Years ago (nearly 30!), I wrote a book, Human Resources: The Complete Guidebook for Design Firms. And while much of it is now out of date (hence the reason one is available for sale right now on eBay for only $55), I knew even back then that too much of the focus of human resource managers was on liability prevention and not enough in finding and KEEPING the best people.
I won’t bore you with clichés about your greatest asset going home at night. But I will tell you some keys to keeping good people in your employ for many years. Here are my thoughts:
- Talk to them. Call them, text them, go by and see them. Have lunch with them. Show an interest in them and that in and of itself will go a very long way to generating loyalty. People want to see and talk to their boss or they start worrying. And you don’t want that!
- Pay them decently. It doesn’t have to be more than they can get anywhere else because that is only part of what they work for. But it needs to be decent. And until they get old like me they want to keep making progress in the “pay” department. Raises are crucial, even if they’re not that big. This, of course, means you have to run a good business, i.e., one that makes a profit, or you won’t be able to pay your people well.
- Don’t hassle them with too much red tape and bureaucracy. This means you can’t make people turn in their pencil stubs to get new ones; you can’t have too many layers of approval to buy minor things; and you can’t have too many hurdles to request vacation time. You know if you are doing this and that it turns people off. If so, stop! The benefits you receive are generally much less than the cost in terms of demotivation and turnover.
- Be a person of integrity. Keep your promises. Don’t lie, cheat, or steal (from anyone). If you do? No one with any character will want to keep working for you. Pretty simple idea but important!

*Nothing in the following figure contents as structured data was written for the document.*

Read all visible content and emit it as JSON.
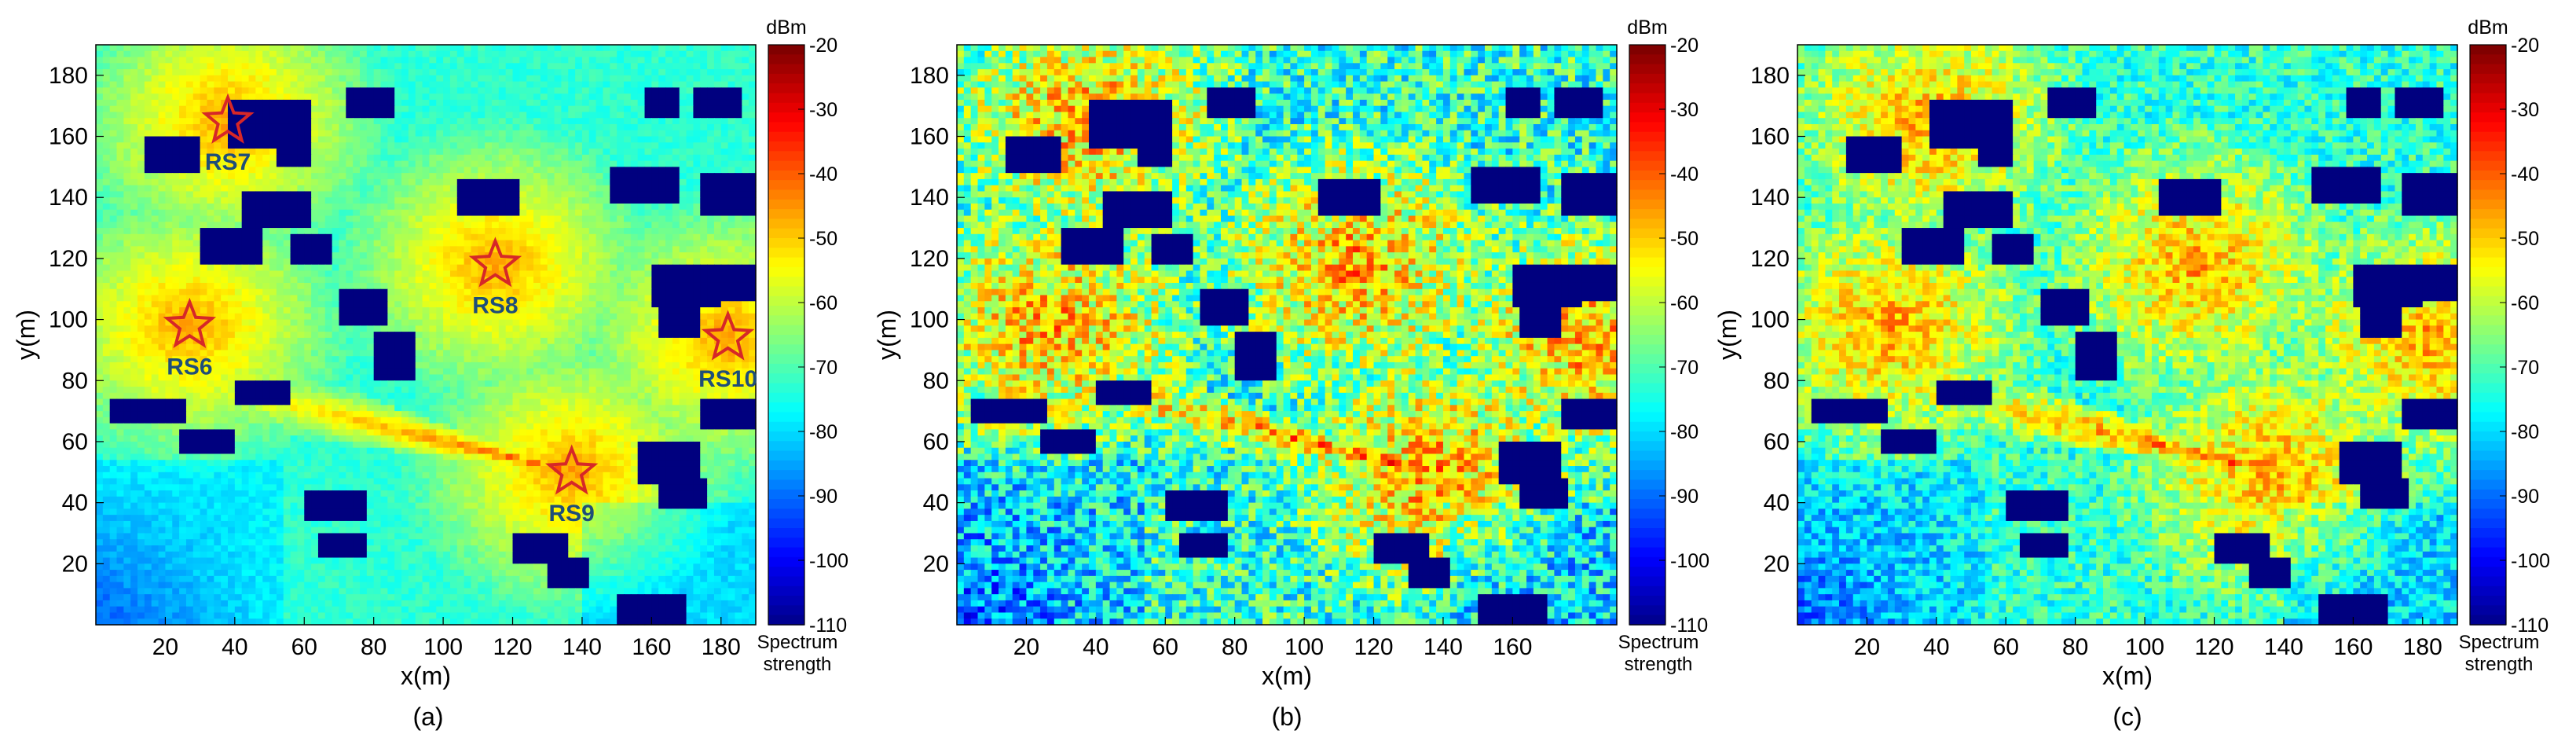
{
  "colors": {
    "station_star_stroke": "#d62728",
    "station_label": "#1f4e79",
    "building": "#00007f"
  },
  "colorbar": {
    "unit": "dBm",
    "title_line1": "Spectrum",
    "title_line2": "strength",
    "range": [
      -110,
      -20
    ],
    "ticks": [
      "-20",
      "-30",
      "-40",
      "-50",
      "-60",
      "-70",
      "-80",
      "-90",
      "-100",
      "-110"
    ],
    "colormap": "jet"
  },
  "chart_data": [
    {
      "type": "heatmap",
      "caption": "(a)",
      "xlabel": "x(m)",
      "ylabel": "y(m)",
      "xlim": [
        0,
        190
      ],
      "ylim": [
        0,
        190
      ],
      "x_ticks": [
        "20",
        "40",
        "60",
        "80",
        "100",
        "120",
        "140",
        "160",
        "180"
      ],
      "y_ticks": [
        "20",
        "40",
        "60",
        "80",
        "100",
        "120",
        "140",
        "160",
        "180"
      ],
      "noise": 0.03,
      "stations": [
        {
          "name": "RS7",
          "x": 38,
          "y": 165
        },
        {
          "name": "RS8",
          "x": 115,
          "y": 118
        },
        {
          "name": "RS6",
          "x": 27,
          "y": 98
        },
        {
          "name": "RS10",
          "x": 182,
          "y": 94
        },
        {
          "name": "RS9",
          "x": 137,
          "y": 50
        }
      ]
    },
    {
      "type": "heatmap",
      "caption": "(b)",
      "xlabel": "x(m)",
      "ylabel": "y(m)",
      "xlim": [
        0,
        190
      ],
      "ylim": [
        0,
        190
      ],
      "x_ticks": [
        "20",
        "40",
        "60",
        "80",
        "100",
        "120",
        "140",
        "160"
      ],
      "y_ticks": [
        "20",
        "40",
        "60",
        "80",
        "100",
        "120",
        "140",
        "160",
        "180"
      ],
      "noise": 0.16,
      "stations": []
    },
    {
      "type": "heatmap",
      "caption": "(c)",
      "xlabel": "x(m)",
      "ylabel": "y(m)",
      "xlim": [
        0,
        190
      ],
      "ylim": [
        0,
        190
      ],
      "x_ticks": [
        "20",
        "40",
        "60",
        "80",
        "100",
        "120",
        "140",
        "160",
        "180"
      ],
      "y_ticks": [
        "20",
        "40",
        "60",
        "80",
        "100",
        "120",
        "140",
        "160",
        "180"
      ],
      "noise": 0.1,
      "stations": []
    }
  ]
}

- Promote from within when possible. Obviously, it isn’t always possible. But it may be better for you to stretch your position criteria at times so you can move someone up versus going outside for someone who is unproven (in your firm). If you routinely look outside the firm as your first option, your employees could start thinking you don’t care much about them. This almost always creates problems and you can lose some good people because of it.